Resolution of this controversy requires us to apply the principles stated by the Oregon Supreme Court in Gowans v. Northwestern Pacific Indemnity Co., 1971, 260 Or. 618, 489 P.2d 947. In that case the insureds sought reimbursement from their insurer for the amount of a reward paid for recovering stolen jewelry. The trial court held that the costs incurred were not a "loss by theft," and so were not covered by the policy. Reversing and ordering that judgment be entered for the plaintiff, the Supreme Court of Oregon stated:
It is an established rule of insurance law that where a peril specifically insured against sets other causes in motion which, in an unbroken sequence and connection between the act and final loss, produces the result for which recovery is sought, the insured peril is regarded as the proximate cause of the entire loss. 5 Appleman, Insurance Law and Practice 309. § 3083.

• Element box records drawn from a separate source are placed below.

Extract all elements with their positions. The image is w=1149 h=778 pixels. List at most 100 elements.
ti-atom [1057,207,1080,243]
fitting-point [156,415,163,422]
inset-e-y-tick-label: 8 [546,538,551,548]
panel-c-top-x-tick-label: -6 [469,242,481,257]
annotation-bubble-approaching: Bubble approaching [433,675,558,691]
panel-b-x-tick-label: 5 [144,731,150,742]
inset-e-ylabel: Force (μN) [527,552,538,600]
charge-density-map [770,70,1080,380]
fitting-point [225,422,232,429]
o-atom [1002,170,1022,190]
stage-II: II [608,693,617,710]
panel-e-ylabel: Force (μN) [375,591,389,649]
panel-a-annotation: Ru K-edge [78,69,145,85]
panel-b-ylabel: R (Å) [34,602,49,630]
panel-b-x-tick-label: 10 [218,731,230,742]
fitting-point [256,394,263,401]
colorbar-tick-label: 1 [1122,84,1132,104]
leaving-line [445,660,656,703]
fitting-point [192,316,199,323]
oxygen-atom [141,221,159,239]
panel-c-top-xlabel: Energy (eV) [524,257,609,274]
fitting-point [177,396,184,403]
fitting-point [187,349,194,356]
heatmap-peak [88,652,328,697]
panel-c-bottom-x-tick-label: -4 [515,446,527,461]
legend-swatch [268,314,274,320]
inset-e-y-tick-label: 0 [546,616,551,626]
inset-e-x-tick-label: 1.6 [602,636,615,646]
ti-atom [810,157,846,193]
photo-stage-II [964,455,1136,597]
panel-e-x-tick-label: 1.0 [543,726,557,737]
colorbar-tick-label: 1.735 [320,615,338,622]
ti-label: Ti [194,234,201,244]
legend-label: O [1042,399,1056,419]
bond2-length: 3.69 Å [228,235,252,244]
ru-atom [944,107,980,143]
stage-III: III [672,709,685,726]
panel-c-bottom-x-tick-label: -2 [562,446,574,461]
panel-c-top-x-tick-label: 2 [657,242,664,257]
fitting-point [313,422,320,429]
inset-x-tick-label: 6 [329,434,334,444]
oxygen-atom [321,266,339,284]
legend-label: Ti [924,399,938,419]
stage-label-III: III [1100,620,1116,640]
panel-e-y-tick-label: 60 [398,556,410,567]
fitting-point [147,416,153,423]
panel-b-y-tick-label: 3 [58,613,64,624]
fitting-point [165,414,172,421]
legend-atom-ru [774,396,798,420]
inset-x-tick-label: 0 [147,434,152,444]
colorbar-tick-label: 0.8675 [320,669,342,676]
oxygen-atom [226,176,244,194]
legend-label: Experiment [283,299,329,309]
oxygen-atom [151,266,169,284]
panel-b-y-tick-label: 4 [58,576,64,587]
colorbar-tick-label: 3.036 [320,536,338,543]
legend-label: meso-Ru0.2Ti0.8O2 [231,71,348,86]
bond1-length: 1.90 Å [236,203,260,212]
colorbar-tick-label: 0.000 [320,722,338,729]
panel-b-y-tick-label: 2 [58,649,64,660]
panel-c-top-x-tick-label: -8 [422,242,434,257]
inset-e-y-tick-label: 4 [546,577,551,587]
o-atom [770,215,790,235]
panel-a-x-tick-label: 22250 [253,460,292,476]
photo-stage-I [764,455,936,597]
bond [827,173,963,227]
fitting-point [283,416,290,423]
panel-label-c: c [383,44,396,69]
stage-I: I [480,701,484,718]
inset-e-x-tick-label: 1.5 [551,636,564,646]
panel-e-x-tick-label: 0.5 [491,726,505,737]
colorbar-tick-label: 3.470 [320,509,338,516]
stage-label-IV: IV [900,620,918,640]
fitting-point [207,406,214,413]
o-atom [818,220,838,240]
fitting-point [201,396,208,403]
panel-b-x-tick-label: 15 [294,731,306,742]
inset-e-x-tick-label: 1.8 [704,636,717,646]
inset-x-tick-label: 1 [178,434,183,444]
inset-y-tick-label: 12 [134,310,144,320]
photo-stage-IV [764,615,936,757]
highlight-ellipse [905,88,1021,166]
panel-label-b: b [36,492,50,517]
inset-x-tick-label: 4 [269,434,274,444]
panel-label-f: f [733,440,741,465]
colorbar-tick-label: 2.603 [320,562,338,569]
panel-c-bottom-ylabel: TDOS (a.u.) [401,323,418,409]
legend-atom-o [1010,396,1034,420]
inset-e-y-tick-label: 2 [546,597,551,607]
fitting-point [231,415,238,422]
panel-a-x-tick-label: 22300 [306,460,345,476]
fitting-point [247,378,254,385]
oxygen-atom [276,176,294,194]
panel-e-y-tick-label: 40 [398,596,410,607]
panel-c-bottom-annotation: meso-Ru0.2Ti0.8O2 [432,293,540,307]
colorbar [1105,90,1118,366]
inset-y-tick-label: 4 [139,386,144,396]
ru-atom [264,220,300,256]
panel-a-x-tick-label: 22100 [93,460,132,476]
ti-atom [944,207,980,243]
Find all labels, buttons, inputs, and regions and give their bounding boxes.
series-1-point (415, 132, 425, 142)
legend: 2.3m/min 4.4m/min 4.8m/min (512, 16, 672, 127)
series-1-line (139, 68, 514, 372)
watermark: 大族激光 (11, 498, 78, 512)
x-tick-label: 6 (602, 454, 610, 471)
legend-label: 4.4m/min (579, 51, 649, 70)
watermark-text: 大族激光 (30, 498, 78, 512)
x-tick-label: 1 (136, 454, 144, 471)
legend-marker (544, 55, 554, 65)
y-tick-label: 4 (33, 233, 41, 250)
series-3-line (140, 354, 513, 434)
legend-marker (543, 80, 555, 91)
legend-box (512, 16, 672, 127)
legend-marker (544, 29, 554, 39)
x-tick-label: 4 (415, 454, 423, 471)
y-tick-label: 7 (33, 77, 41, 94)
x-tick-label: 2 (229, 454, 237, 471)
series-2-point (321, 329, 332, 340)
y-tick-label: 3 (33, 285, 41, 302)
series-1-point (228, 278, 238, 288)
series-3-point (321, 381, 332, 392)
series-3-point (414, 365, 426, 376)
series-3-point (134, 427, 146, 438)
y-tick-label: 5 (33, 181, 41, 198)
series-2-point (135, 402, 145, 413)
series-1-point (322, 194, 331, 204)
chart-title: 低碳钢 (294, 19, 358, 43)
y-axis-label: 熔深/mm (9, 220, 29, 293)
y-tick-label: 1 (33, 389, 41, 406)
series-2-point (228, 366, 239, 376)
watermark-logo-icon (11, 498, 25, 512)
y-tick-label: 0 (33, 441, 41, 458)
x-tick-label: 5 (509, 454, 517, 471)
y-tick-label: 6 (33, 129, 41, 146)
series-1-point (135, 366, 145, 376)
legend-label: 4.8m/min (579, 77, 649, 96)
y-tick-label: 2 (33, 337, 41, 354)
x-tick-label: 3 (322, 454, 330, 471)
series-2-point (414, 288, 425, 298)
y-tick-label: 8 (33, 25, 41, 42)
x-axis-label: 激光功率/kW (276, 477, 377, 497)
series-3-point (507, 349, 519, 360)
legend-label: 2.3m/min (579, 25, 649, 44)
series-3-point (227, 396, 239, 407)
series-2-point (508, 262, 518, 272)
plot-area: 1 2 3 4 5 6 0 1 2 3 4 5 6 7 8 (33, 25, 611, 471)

It is our opinion that in this case the payment by plaintiffs of a reward for recovery of their jewelry was a natural and direct consequence of the theft of the jewelry and followed naturally, although indirectly, from that act under the facts of this case and in the absence of evidence to the contrary. It is also our opinion, under these facts, that the dominant cause of the loss incurred by plaintiffs as a result of the payment of that reward was the theft of the jewelry. Accordingly, we hold that plaintiffs are entitled to recover that amount from defendants as the measure of their "loss" from the theft of their jewelry.
260 Or. at 621, 489 P.2d at 948-49.
American Economy Insurance Co. v. Commons, 1976, 26 Or.App. 153, 552 P.2d 612, is also closely in point. The policy there contained the same language as the Select Liability Policy here. The court held that the policy covered the costs incurred by the State Fire Marshal and chargeable to the insured in putting out a fire caused by an occurrence covered by the policy and producing property damage. Accord Globe Indem. Co. v. California, 1974, 43 Cal.App.3d 745, 118 Cal.Rptr. 75, cited and followed in American Economy, supra.
Here, as in Gowans, the peril insured against, the damage caused by the occurrence of explosion and fire, set the salvage operation in motion. The loss prevented by the rescue, like the loss prevented by the reward in Gowans, and the losses prevented by the fire fighters in American Economy and Globe Indemnity, was covered by the policy. It would be a strange kind of justice, and a stranger kind of logic, that would hold the defendant to be liable for as much as $450,000 if the barge and its contents had been consumed by fire, but free of liability for a much lesser amount because of the fortuity of rescue.
The judgment is reversed and the case is remanded with instructions to enter judgment for the plaintiff. Appellant's Petition for Attorney's Fees is referred to the district court, for an award of fees for services in that court and in this court (ORS 743.114).